Department of Revenue, (Ministry of Finance) has raised the basic customs duty (BCD) on various imported textile yarn, fabrics and raw materials through three notifications. These announcements will help the textile industry to strengthen itself in the domestic as well as international markets. Customs duty on almost all chapters (50 to 63) belonging to textile and clothing products have been revised. Silk, wool, cotton, polyester and other man-made fibre, woven fabrics, wadding, felt and non-wovens, special yarns, twine, cordage, carpets, textile floor coverings, tufted textile fabrics and special woven fabrics etc., have now been subjected to higher import duty ranging from 10% or above with immediate effect (import duty varies based on products). Now, polyester fabric imports range from 10% to 20%. A substantial drop in the import duty was observed after the implementation of GST. This has encouraged cheaper import of polyester fabric from neighbouring countries like China.
In the GST regime, countervailing duty has been replaced with IGST and the special additional duty has been scrapped. The polyester fabric attracted 10% BCD, 12.5% CVD and 4% special additional duty in the pre-GST regime. Consequent to the scrapping of 4% additional duty and levy of 5% GST on polyester fabric, the imported polyester fabric attracted 10% BCD and 5% IGST. Therefore, there was a significant drop in the import duty threatening the survival of the domestic manufacturing industry due to cheaper imports especially from countries like China. Hence, the industry had requested the Government and the GST Council to increase the BCD on fabrics to retain the competitiveness of the domestic manufacturing industry. Since man-made fibre price in India is expensive by 20% to 30% due to high incidence of duties and levies, there is a threat of cheaper imports especially from countries like China.
Various trade bodies welcomed this move. Sanjay K. Jain, Chairman, Confederation of Indian Textile Industry (CITI) and P. Nataraj, Chairman, The Southern India Mills’ Association (SIMA) lauded the Union Finance Minister Arun Jaitley for the new rates. The trade bodies believe that this would eventually reduce the fabric import. According to them, this has come as a big relief to the man-made fibre based fabric manufacturers. SIMA feels the import duty on cotton fabric should also be raised in the interest of powerloom and handloom sectors.

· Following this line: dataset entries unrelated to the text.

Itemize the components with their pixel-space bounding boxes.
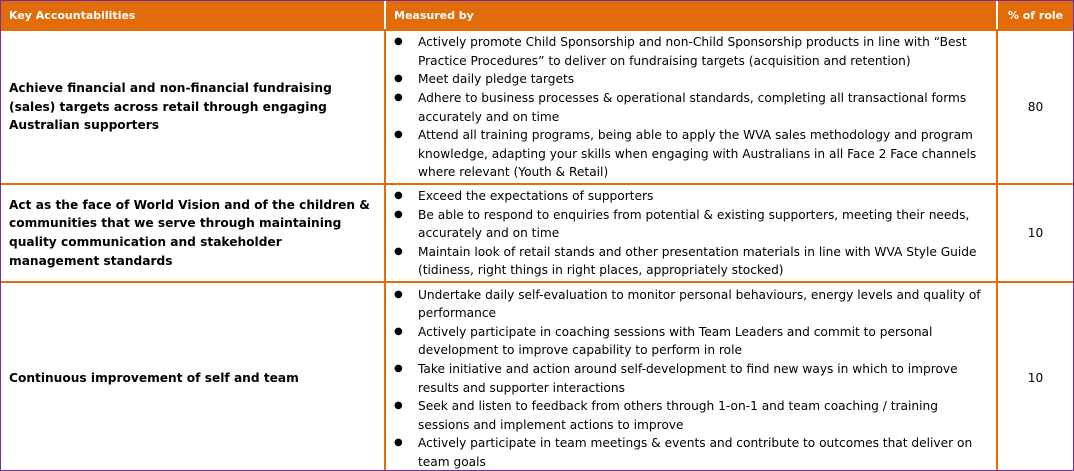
bullet-icon: ●: [394, 325, 403, 337]
list-item: ● Actively promote Child Sponsorship and …: [392, 33, 990, 70]
bullet-icon: ●: [394, 400, 403, 412]
measures-list: ● Undertake daily self-evaluation to moni…: [392, 286, 990, 470]
list-item: ● Actively participate in coaching sessio…: [392, 323, 990, 360]
measure-text: Meet daily pledge targets: [418, 72, 575, 87]
measure-text: Take initiative and action around self-d…: [418, 361, 958, 395]
measure-text: Undertake daily self-evaluation to monit…: [418, 287, 981, 321]
measured-by-cell: ● Exceed the expectations of supporters ●…: [384, 183, 997, 282]
bullet-icon: ●: [394, 208, 403, 220]
bullet-icon: ●: [394, 129, 403, 141]
table-row: Continuous improvement of self and team …: [1, 281, 1073, 470]
measure-text: Actively promote Child Sponsorship and n…: [418, 35, 967, 68]
list-item: ● Be able to respond to enquiries from po…: [392, 206, 990, 243]
list-item: ● Attend all training programs, being abl…: [392, 126, 990, 182]
list-item: ● Maintain look of retail stands and othe…: [392, 243, 990, 280]
measured-by-cell: ● Undertake daily self-evaluation to moni…: [384, 281, 997, 470]
bullet-icon: ●: [394, 362, 403, 374]
bullet-icon: ●: [394, 73, 403, 85]
measure-text: Seek and listen to feedback from others …: [418, 399, 938, 432]
measures-list: ● Exceed the expectations of supporters ●…: [392, 187, 990, 280]
header-percent-of-role: % of role: [996, 1, 1073, 31]
list-item: ● Meet daily pledge targets: [392, 70, 990, 89]
header-measured-by: Measured by: [384, 1, 997, 31]
accountability-cell: Achieve financial and non-financial fund…: [9, 81, 332, 133]
table-row: Achieve financial and non-financial fund…: [1, 30, 1073, 184]
measures-list: ● Actively promote Child Sponsorship and …: [392, 33, 990, 182]
list-item: ● Exceed the expectations of supporters: [392, 187, 990, 206]
measure-text: Adhere to business processes & operation…: [418, 90, 967, 124]
measure-text: Maintain look of retail stands and other…: [418, 244, 977, 278]
table-row: Act as the face of World Vision and of t…: [1, 183, 1073, 282]
table-header-row: Key Accountabilities Measured by % of ro…: [1, 1, 1073, 31]
measured-by-cell: ● Actively promote Child Sponsorship and …: [384, 30, 997, 184]
list-item: ● Take initiative and action around self-…: [392, 360, 990, 397]
measure-text: Exceed the expectations of supporters: [418, 189, 654, 204]
bullet-icon: ●: [394, 91, 403, 103]
measure-text: Be able to respond to enquiries from pot…: [418, 207, 970, 241]
accountability-cell: Act as the face of World Vision and of t…: [1, 183, 385, 282]
accountability-cell: Continuous improvement of self and team: [1, 281, 385, 470]
percent-cell: 80: [996, 30, 1073, 184]
bullet-icon: ●: [394, 288, 403, 300]
list-item: ● Seek and listen to feedback from others…: [392, 397, 990, 434]
list-item: ● Adhere to business processes & operatio…: [392, 89, 990, 126]
percent-cell: 10: [996, 183, 1073, 282]
measure-text: Actively participate in team meetings & …: [418, 436, 973, 469]
percent-cell: 10: [996, 281, 1073, 470]
bullet-icon: ●: [394, 437, 403, 449]
list-item: ● Undertake daily self-evaluation to moni…: [392, 286, 990, 323]
bullet-icon: ●: [394, 245, 403, 257]
header-key-accountabilities: Key Accountabilities: [1, 1, 385, 31]
bullet-icon: ●: [394, 36, 403, 48]
measure-text: Attend all training programs, being able…: [418, 128, 977, 180]
measure-text: Actively participate in coaching session…: [418, 324, 933, 358]
bullet-icon: ●: [394, 190, 403, 202]
list-item: ● Actively participate in team meetings &…: [392, 434, 990, 470]
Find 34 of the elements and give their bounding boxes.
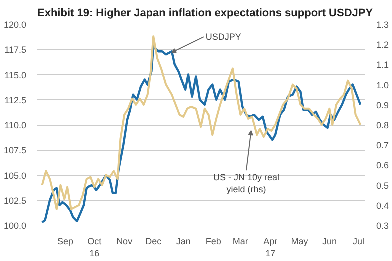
y2-tick-label: 1.2	[376, 40, 390, 50]
x-tick-label: May	[291, 236, 309, 246]
x-tick-label: Apr 17	[264, 236, 278, 258]
y2-tick-label: 1.0	[376, 80, 390, 90]
x-tick-label: Dec	[146, 236, 162, 246]
y-tick-label: 112.5	[4, 95, 27, 106]
y2-tick-label: 1.3	[376, 20, 390, 30]
annotation: US - JN 10y real yield (rhs)	[213, 172, 280, 195]
chart-title: Exhibit 19: Higher Japan inflation expectations support USDJPY	[38, 8, 374, 20]
x-tick-label: Feb	[206, 236, 222, 246]
y-tick-label: 117.5	[4, 45, 27, 56]
x-tick-label: Jan	[176, 236, 191, 246]
y-tick-label: 105.0	[4, 170, 27, 181]
annotation: USDJPY	[206, 32, 242, 42]
x-tick-label: Jul	[352, 236, 364, 246]
y-tick-label: 102.5	[4, 196, 27, 206]
x-tick-label: Nov	[116, 236, 134, 246]
x-tick-label: Mar	[232, 236, 248, 246]
y2-tick-label: 0.3	[376, 221, 390, 231]
y2-tick-label: 0.9	[376, 100, 390, 110]
y2-tick-label: 0.7	[376, 140, 390, 151]
x-tick-label: Oct 16	[88, 236, 102, 258]
y-tick-label: 115.0	[4, 70, 27, 80]
y2-tick-label: 0.8	[376, 120, 390, 130]
x-tick-label: Sep	[58, 236, 74, 246]
y2-tick-label: 0.5	[376, 180, 390, 191]
y2-tick-label: 1.1	[376, 60, 390, 70]
y2-tick-label: 0.4	[376, 200, 390, 211]
y-tick-label: 100.0	[4, 221, 27, 231]
y2-tick-label: 0.6	[376, 160, 390, 171]
y-tick-label: 107.5	[4, 146, 27, 156]
x-tick-label: Jun	[322, 236, 337, 246]
y-tick-label: 120.0	[4, 20, 27, 30]
y-tick-label: 110.0	[4, 120, 27, 130]
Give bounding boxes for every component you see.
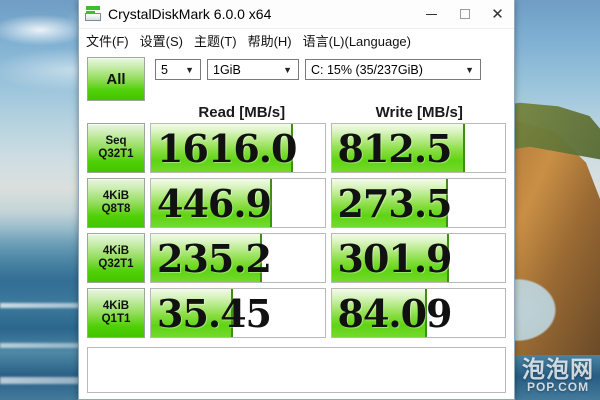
write-value: 812.5 [337,125,453,171]
test-label-line2: Q32T1 [98,258,134,270]
write-result-cell: 301.9 [330,233,506,283]
read-result-cell: 35.45 [150,288,326,338]
read-bar-fill [151,234,263,282]
test-label-line2: Q32T1 [98,148,134,160]
table-row: 4KiB Q8T8 446.9 273.5 [87,178,506,228]
window-content: All 5 ▼ 1GiB ▼ C: 15% (35/237GiB) ▼ Read… [79,51,514,399]
read-value: 235.2 [157,235,272,281]
test-button-4kib-q8t8[interactable]: 4KiB Q8T8 [87,178,145,228]
target-drive-select[interactable]: C: 15% (35/237GiB) ▼ [305,59,481,80]
table-row: 4KiB Q1T1 35.45 84.09 [87,288,506,338]
write-bar-fill [331,289,427,337]
write-value: 301.9 [337,235,453,281]
write-result-cell: 273.5 [330,178,506,228]
window-title: CrystalDiskMark 6.0.0 x64 [108,6,272,22]
watermark: 泡泡网 POP.COM [522,357,594,394]
test-label-line2: Q8T8 [101,203,131,215]
write-column-header: Write [MB/s] [375,104,463,121]
menu-item-settings[interactable]: 设置(S) [139,33,183,49]
test-label-line1: 4KiB [102,189,130,202]
read-column-header: Read [MB/s] [198,104,286,121]
read-result-cell: 235.2 [150,233,326,283]
chevron-down-icon: ▼ [185,64,194,75]
test-label-line1: Seq [105,134,127,147]
test-label-line1: 4KiB [102,299,130,312]
status-comment-box[interactable] [87,347,506,393]
disk-benchmark-icon [85,6,101,22]
crystaldiskmark-window: CrystalDiskMark 6.0.0 x64 ✕ 文件(F) 设置(S) … [78,0,515,400]
read-bar-fill [151,124,294,172]
read-result-cell: 1616.0 [150,123,326,173]
watermark-cn: 泡泡网 [522,356,594,383]
write-value: 84.09 [337,290,453,336]
test-size-value: 1GiB [213,62,241,77]
target-drive-value: C: 15% (35/237GiB) [311,62,423,77]
write-result-cell: 812.5 [330,123,506,173]
read-value: 35.45 [157,290,272,336]
test-button-seq-q32t1[interactable]: Seq Q32T1 [87,123,145,173]
title-bar[interactable]: CrystalDiskMark 6.0.0 x64 ✕ [79,0,514,29]
test-button-4kib-q1t1[interactable]: 4KiB Q1T1 [87,288,145,338]
write-bar-fill [331,179,448,227]
maximize-icon[interactable] [448,0,481,29]
all-button[interactable]: All [87,57,145,101]
test-count-value: 5 [161,62,168,77]
test-button-4kib-q32t1[interactable]: 4KiB Q32T1 [87,233,145,283]
write-bar-fill [331,124,466,172]
close-icon[interactable]: ✕ [491,5,504,23]
read-value: 1616.0 [157,125,297,171]
toolbar: All 5 ▼ 1GiB ▼ C: 15% (35/237GiB) ▼ [87,57,506,101]
read-result-cell: 446.9 [150,178,326,228]
menu-item-theme[interactable]: 主题(T) [193,33,237,49]
test-count-select[interactable]: 5 ▼ [155,59,201,80]
minimize-icon[interactable] [415,0,448,29]
menu-item-file[interactable]: 文件(F) [86,33,129,49]
write-value: 273.5 [337,180,453,226]
test-label-line1: 4KiB [102,244,130,257]
chevron-down-icon: ▼ [283,64,292,75]
test-size-select[interactable]: 1GiB ▼ [207,59,299,80]
write-bar-fill [331,234,450,282]
read-value: 446.9 [157,180,272,226]
read-bar-fill [151,289,233,337]
watermark-en: POP.COM [526,380,590,395]
chevron-down-icon: ▼ [465,64,474,75]
read-bar-fill [151,179,273,227]
write-result-cell: 84.09 [330,288,506,338]
test-label-line2: Q1T1 [101,313,131,325]
window-controls: ✕ [415,0,514,29]
column-headers: Read [MB/s] Write [MB/s] [87,104,506,121]
menu-item-language[interactable]: 语言(L)(Language) [302,33,411,49]
table-row: Seq Q32T1 1616.0 812.5 [87,123,506,173]
test-selectors: 5 ▼ 1GiB ▼ C: 15% (35/237GiB) ▼ [155,57,481,80]
table-row: 4KiB Q32T1 235.2 301.9 [87,233,506,283]
menu-bar: 文件(F) 设置(S) 主题(T) 帮助(H) 语言(L)(Language) [79,29,514,51]
menu-item-help[interactable]: 帮助(H) [247,33,292,49]
results-table: Seq Q32T1 1616.0 812.5 4KiB Q8T8 [87,123,506,343]
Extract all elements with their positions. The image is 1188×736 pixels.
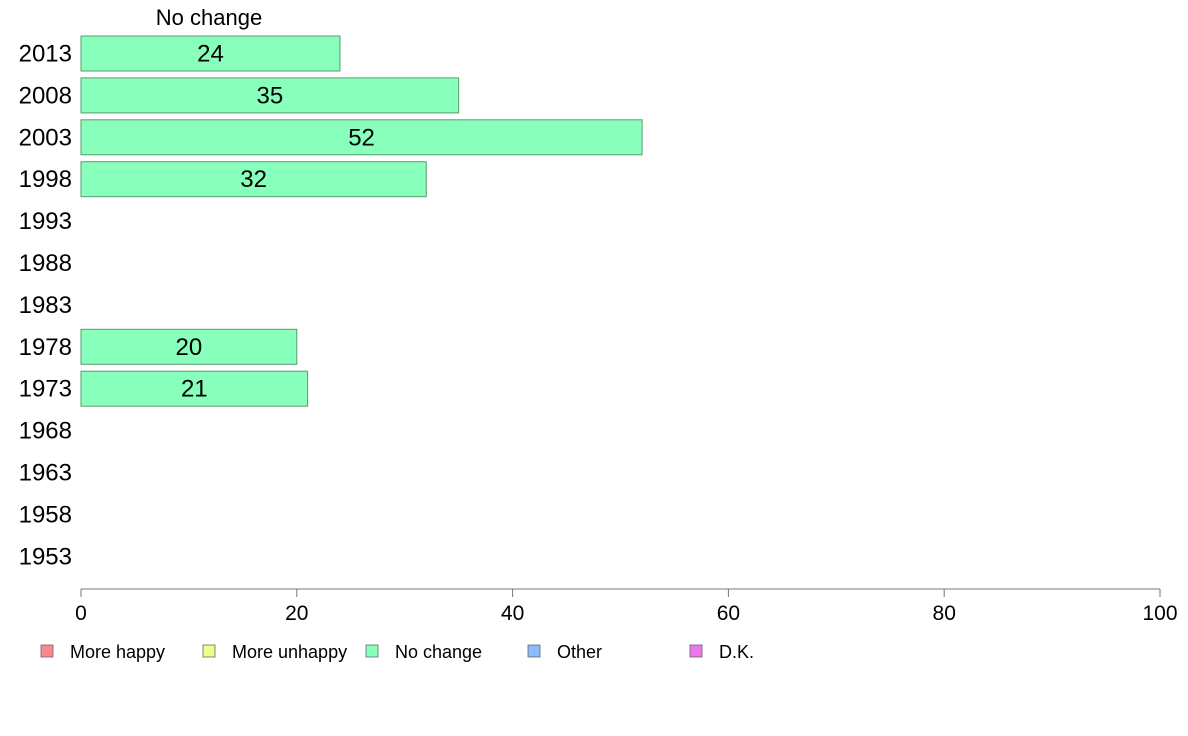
legend-swatch-3 [527,644,541,658]
y-tick-label-1978: 1978 [19,334,72,361]
data-label-1978: 20 [176,334,203,361]
bar-2008 [80,77,460,114]
x-tick-label-60: 60 [717,602,740,625]
y-tick-label-1988: 1988 [19,250,72,277]
y-tick-label-1983: 1983 [19,292,72,319]
legend-label-4: D.K. [719,642,754,662]
data-label-2008: 35 [256,82,283,109]
legend-swatch-4 [689,644,703,658]
legend-label-3: Other [557,642,602,662]
bar-1978 [80,328,298,365]
bars: 24 35 52 32 20 21 [80,35,643,407]
y-tick-label-2013: 2013 [19,41,72,68]
legend-label-2: No change [395,642,482,662]
x-tick-label-80: 80 [933,602,956,625]
bar-1973 [80,370,309,407]
y-axis-labels: 2013 2008 2003 1998 1993 1988 1983 1978 1973 1968… [19,41,72,571]
y-tick-label-1953: 1953 [19,543,72,570]
y-tick-label-2008: 2008 [19,82,72,109]
y-tick-label-1968: 1968 [19,418,72,445]
legend-label-0: More happy [70,642,165,662]
x-tick-label-0: 0 [75,602,87,625]
bar-2013 [80,35,341,72]
legend: More happy More unhappy No change Other D.K. [40,642,754,662]
legend-swatch-2 [365,644,379,658]
legend-swatch-0 [40,644,54,658]
y-tick-label-1958: 1958 [19,501,72,528]
y-tick-label-2003: 2003 [19,124,72,151]
y-tick-label-1963: 1963 [19,460,72,487]
y-tick-label-1973: 1973 [19,376,72,403]
x-tick-label-20: 20 [285,602,308,625]
data-label-1973: 21 [181,376,208,403]
data-label-2003: 52 [348,124,375,151]
data-label-1998: 32 [240,166,267,193]
legend-label-1: More unhappy [232,642,347,662]
y-tick-label-1998: 1998 [19,166,72,193]
bar-1998 [80,161,427,198]
y-tick-label-1993: 1993 [19,208,72,235]
x-axis: 0 20 40 60 80 100 [75,588,1178,625]
x-tick-label-100: 100 [1142,602,1177,625]
x-tick-label-40: 40 [501,602,524,625]
panel-title: No change [156,5,262,30]
data-label-2013: 24 [197,41,224,68]
legend-swatch-1 [202,644,216,658]
bar-2003 [80,119,643,156]
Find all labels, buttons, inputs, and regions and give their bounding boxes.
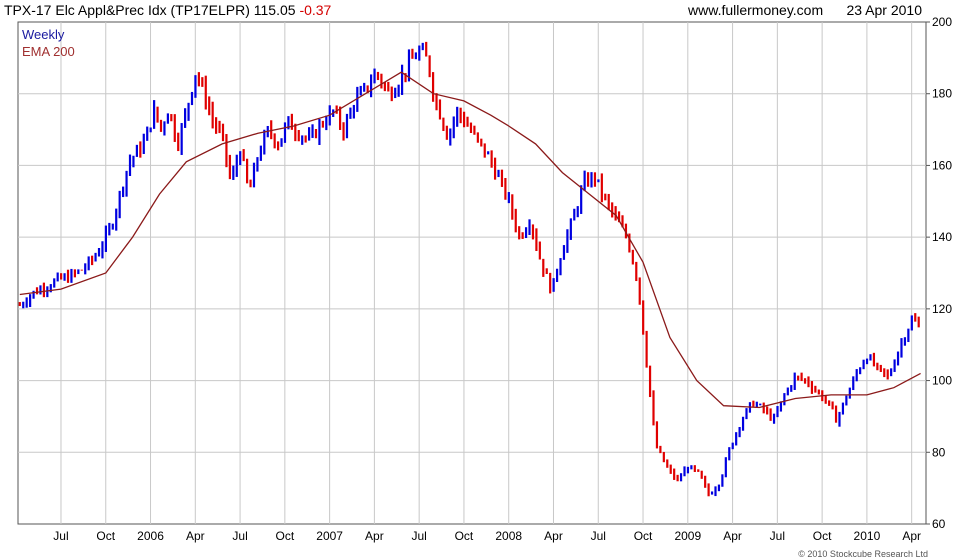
x-tick-label: Oct [634, 529, 653, 543]
x-tick-label: Jul [591, 529, 606, 543]
y-tick-label: 100 [932, 374, 952, 388]
x-tick-label: Jul [770, 529, 785, 543]
y-tick-label: 60 [932, 517, 946, 531]
price-change: -0.37 [299, 2, 332, 18]
y-tick-label: 80 [932, 445, 946, 459]
x-tick-label: 2008 [495, 529, 522, 543]
legend-weekly: Weekly [22, 27, 65, 42]
x-tick-label: Apr [544, 529, 563, 543]
x-tick-label: 2009 [674, 529, 701, 543]
legend-ema: EMA 200 [22, 44, 75, 59]
header-right: www.fullermoney.com 23 Apr 2010 [688, 0, 922, 20]
x-tick-label: 2007 [316, 529, 343, 543]
y-tick-label: 200 [932, 15, 952, 29]
x-tick-label: Apr [902, 529, 921, 543]
plot-frame [17, 21, 927, 525]
x-tick-label: Oct [276, 529, 295, 543]
x-tick-label: Oct [455, 529, 474, 543]
x-tick-label: 2010 [854, 529, 881, 543]
x-tick-label: Oct [96, 529, 115, 543]
y-tick-label: 180 [932, 87, 952, 101]
ema-200-line [19, 71, 921, 409]
chart-date: 23 Apr 2010 [846, 2, 922, 18]
y-tick-label: 120 [932, 302, 952, 316]
chart-title: TPX-17 Elc Appl&Prec Idx (TP17ELPR) 115.… [4, 0, 331, 20]
x-tick-label: Jul [411, 529, 426, 543]
copyright-footer: © 2010 Stockcube Research Ltd [798, 549, 928, 559]
x-tick-label: Jul [53, 529, 68, 543]
x-tick-label: Oct [813, 529, 832, 543]
site-link[interactable]: www.fullermoney.com [688, 2, 824, 18]
instrument-name: TPX-17 Elc Appl&Prec Idx (TP17ELPR) [4, 2, 250, 18]
x-tick-label: Apr [723, 529, 742, 543]
y-tick-label: 140 [932, 230, 952, 244]
last-price: 115.05 [253, 2, 296, 18]
x-tick-label: Apr [186, 529, 205, 543]
x-tick-label: Jul [232, 529, 247, 543]
x-tick-label: Apr [365, 529, 384, 543]
x-tick-label: 2006 [137, 529, 164, 543]
y-tick-label: 160 [932, 158, 952, 172]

“We hope that problem of non-refund of GST on inputs for fabric manufacturers is resolved at the earliest, so that the disadvantage against imports is also taken care of (fabric imports carry 5% IGST while due to inverted duty structure, effective IGST for domestic manufacturers is in the range of 7 to 9%). – Sanjay K. Jain, President, CITI
Sanjay added, “It’s a very positive and welcome step by the Government and will go a long way fulfilling the ‘Make in India’, ‘Skill India’ and ‘India as a global textile hub’ initiatives of the Prime Minister. This announcement has given the textile fabric industry a big relief as it was going through tremendous pressure post GST regime.” He also stated that the announcement will help increase fresh FDIs especially in the fabric sector which will help the textile industry enhance its capacities to meet future challenges and opportunities arising in the domestic and foreign markets and penetrate new markets. The duty increase is mainly in man-made fibre based fabric, which is a weak link in the country and needs a lot of investment to increase Indian textile industry’s share in the MMF category.
“There is a need to increase the import duty on cotton fabric also at par with polyester fabric in the interest of powerloom and handloom sectors to sustain their competitiveness.” – P. Nataraj, Chairman, SIMA
But industry also feels that problems on imports are not fully over. There is a big issue of imports from FTA countries like Bangladesh and Sri Lanka where there is full exemption of BCD and hence it’s a gateway for Chinese fabric entering India duty-free in the form of garments. This is because no Rule of Origin Rules are there for the duty-free imports from these SAARC countries. India too has FTAs with certain other Asian countries which allows some imports to be duty-free which in turn impacts the domestic industry. Further duty increase in BCD still doesn’t bring the overall import duty rates to pre-GST level, hence the industry is still relatively at a disadvantage post GST by about 5 – 7%.